At the Advanced Telecommunications Research Institute in Kyoto, Japan, a million-dollar humanoid robot is learning to play air hockey. Using stereo video cameras, “DB” watches as a researcher strikes the puck with his paddle. Then using its hydraulically powered arm, the robot imitates the motion. After a few false starts, DB is able to hit the puck, and its movements are surprisingly graceful. This sort of “imitation learning” is yielding smarter, more adaptive robots for physical therapy, search-and-rescue missions, and space applications.

Imitation learning combines artificial-intelligence software with cutting-edge neuroscience. To learn arm movements for air hockey-or even for hitting a tennis ball-the robot uses machine vision algorithms to determine the position and velocity of a person’s limbs and maps this information to its hydraulic joints. Comparing its own movement with the original, the robot makes adjustments in real time. This is a more efficient way to make a robot perform human tasks than brute-force programming or trial and error, says computer scientist Stefan Schaal of the University of Southern California. Schaal is teaching DB new tricks in collaboration with the Japanese research group, Carnegie Mellon University, and Sarcos, a robotics company in Salt Lake City.

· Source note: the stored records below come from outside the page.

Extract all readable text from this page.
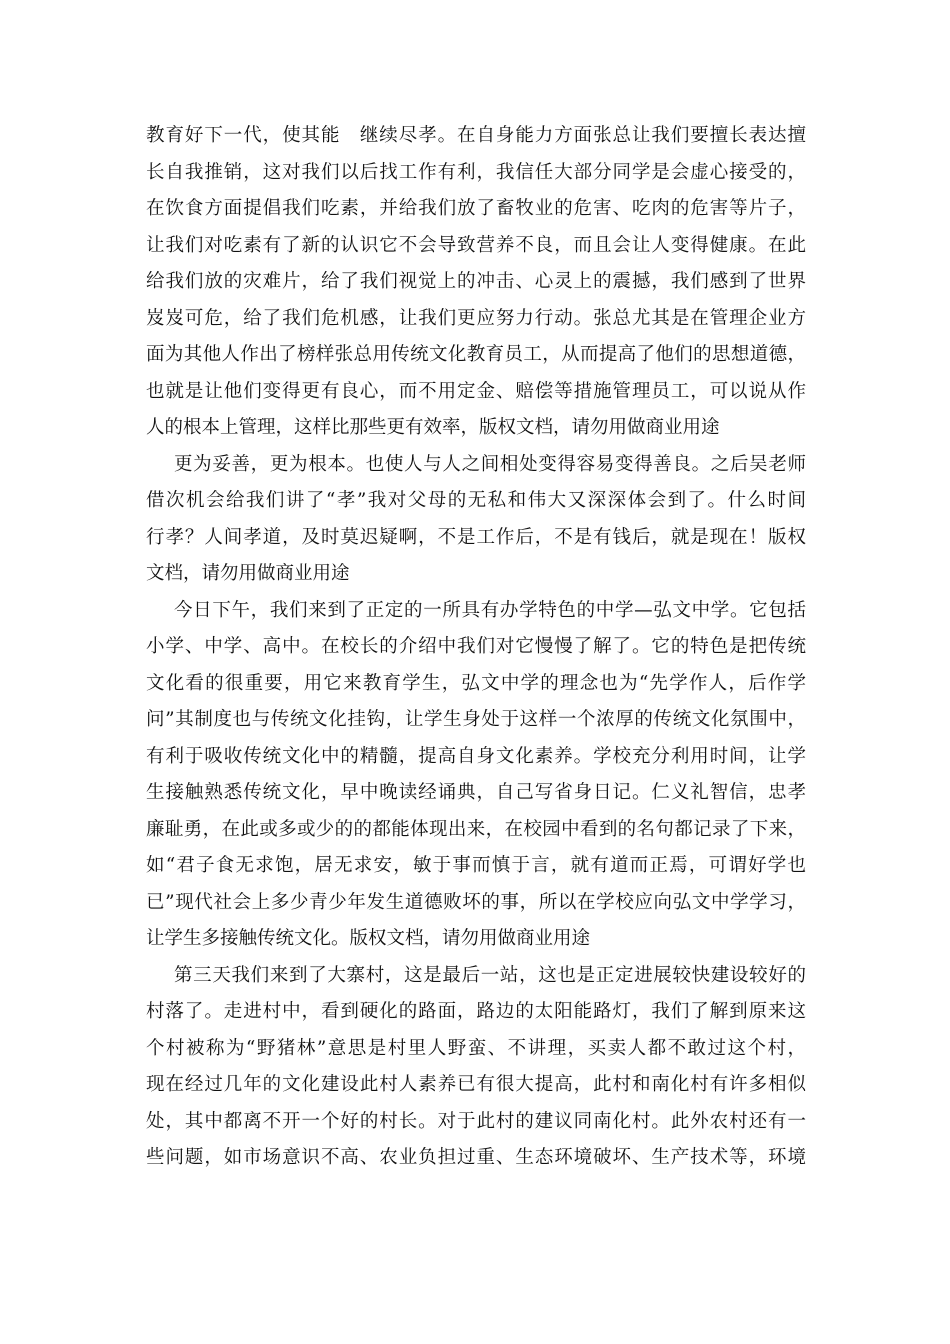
教育好下一代，使其能　继续尽孝。在自身能力方面张总让我们要擅长表达擅
长自我推销，这对我们以后找工作有利，我信任大部分同学是会虚心接受的，
在饮食方面提倡我们吃素，并给我们放了畜牧业的危害、吃肉的危害等片子，
让我们对吃素有了新的认识它不会导致营养不良，而且会让人变得健康。在此
给我们放的灾难片，给了我们视觉上的冲击、心灵上的震撼，我们感到了世界
岌岌可危，给了我们危机感，让我们更应努力行动。张总尤其是在管理企业方
面为其他人作出了榜样张总用传统文化教育员工，从而提高了他们的思想道德，
也就是让他们变得更有良心，而不用定金、赔偿等措施管理员工，可以说从作
人的根本上管理，这样比那些更有效率，版权文档，请勿用做商业用途
更为妥善，更为根本。也使人与人之间相处变得容易变得善良。之后吴老师
借次机会给我们讲了“孝”我对父母的无私和伟大又深深体会到了。什么时间
行孝？人间孝道，及时莫迟疑啊，不是工作后，不是有钱后，就是现在！版权
文档，请勿用做商业用途
今日下午，我们来到了正定的一所具有办学特色的中学—弘文中学。它包括
小学、中学、高中。在校长的介绍中我们对它慢慢了解了。它的特色是把传统
文化看的很重要，用它来教育学生，弘文中学的理念也为“先学作人，后作学
问”其制度也与传统文化挂钩，让学生身处于这样一个浓厚的传统文化氛围中，
有利于吸收传统文化中的精髓，提高自身文化素养。学校充分利用时间，让学
生接触熟悉传统文化，早中晚读经诵典，自己写省身日记。仁义礼智信，忠孝
廉耻勇，在此或多或少的的都能体现出来，在校园中看到的名句都记录了下来，
如“君子食无求饱，居无求安，敏于事而慎于言，就有道而正焉，可谓好学也
已”现代社会上多少青少年发生道德败坏的事，所以在学校应向弘文中学学习，
让学生多接触传统文化。版权文档，请勿用做商业用途
第三天我们来到了大寨村，这是最后一站，这也是正定进展较快建设较好的
村落了。走进村中，看到硬化的路面，路边的太阳能路灯，我们了解到原来这
个村被称为“野猪林”意思是村里人野蛮、不讲理，买卖人都不敢过这个村，
现在经过几年的文化建设此村人素养已有很大提高，此村和南化村有许多相似
处，其中都离不开一个好的村长。对于此村的建议同南化村。此外农村还有一
些问题，如市场意识不高、农业负担过重、生态环境破坏、生产技术等，环境
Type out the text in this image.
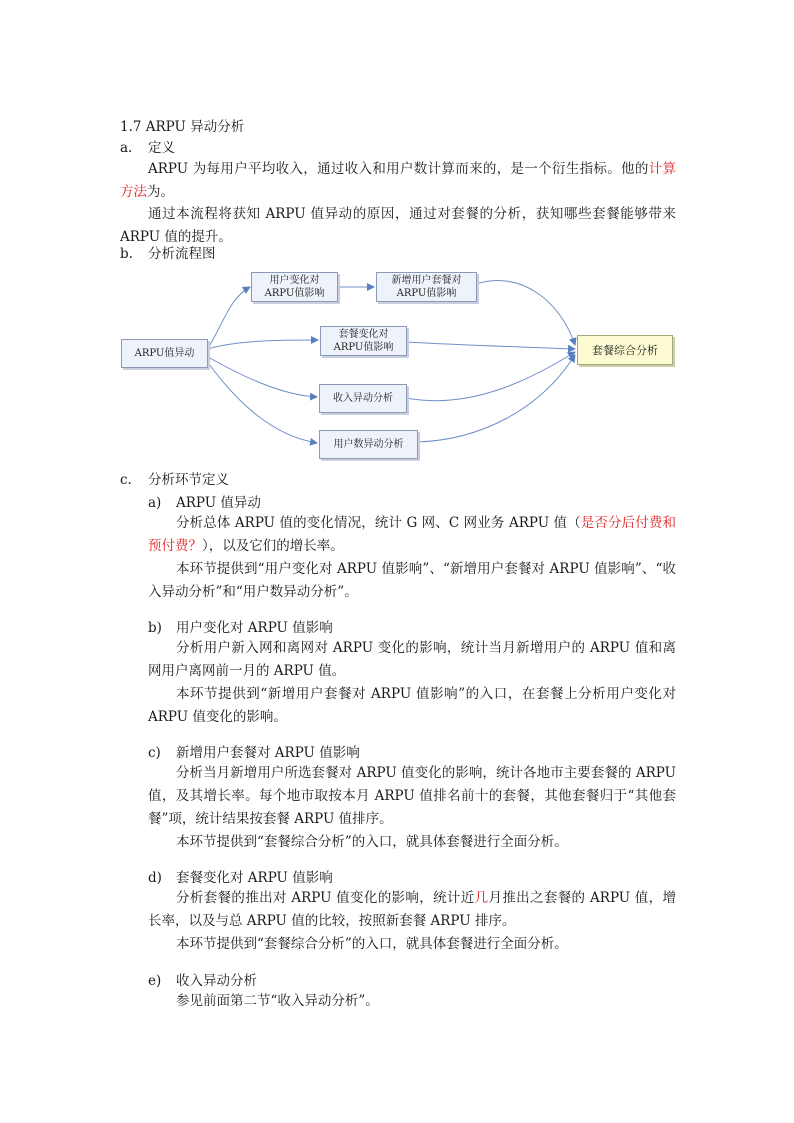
1.7 ARPU 异动分析
a. 定义
ARPU 为每用户平均收入，通过收入和用户数计算而来的，是一个衍生指标。他的计算方法为。
通过本流程将获知 ARPU 值异动的原因，通过对套餐的分析，获知哪些套餐能够带来ARPU 值的提升。
b. 分析流程图
ARPU值异动
用户变化对
ARPU值影响
新增用户套餐对
ARPU值影响
套餐变化对
ARPU值影响
收入异动分析
用户数异动分析
套餐综合分析
c. 分析环节定义
a) ARPU 值异动
分析总体 ARPU 值的变化情况，统计 G 网、C 网业务 ARPU 值（是否分后付费和预付费？），以及它们的增长率。
本环节提供到“用户变化对 ARPU 值影响”、“新增用户套餐对 ARPU 值影响”、“收入异动分析”和“用户数异动分析”。
b) 用户变化对 ARPU 值影响
分析用户新入网和离网对 ARPU 变化的影响，统计当月新增用户的 ARPU 值和离网用户离网前一月的 ARPU 值。
本环节提供到“新增用户套餐对 ARPU 值影响”的入口，在套餐上分析用户变化对 ARPU 值变化的影响。
c) 新增用户套餐对 ARPU 值影响
分析当月新增用户所选套餐对 ARPU 值变化的影响，统计各地市主要套餐的 ARPU 值，及其增长率。每个地市取按本月 ARPU 值排名前十的套餐，其他套餐归于“其他套餐”项，统计结果按套餐 ARPU 值排序。
本环节提供到“套餐综合分析”的入口，就具体套餐进行全面分析。
d) 套餐变化对 ARPU 值影响
分析套餐的推出对 ARPU 值变化的影响，统计近几月推出之套餐的 ARPU 值，增长率，以及与总 ARPU 值的比较，按照新套餐 ARPU 排序。
本环节提供到“套餐综合分析”的入口，就具体套餐进行全面分析。
e) 收入异动分析
参见前面第二节“收入异动分析”。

Until recently, however, “there was a large component of Simon Says with these robots. They didn’t understand what they were doing,” says Carnegie Mellon robotics expert Chris Atkeson. Changing one of their familiar tasks even slightly, in other words, would befuddle the machines. To add flexibility, researchers are now teaching robots to divide movements they’ve seen before into pieces that serve intermediate goals. Robots can learn to splice these building blocks together to adapt their behaviors-reaching, balancing, and even walking-to new situations. Within a few years, says Schaal, such resourceful robots could perform hazardous rescue missions, analyze stroke patients’ movements to help them refine motor skills, and replace space-walking astronauts on repair missions.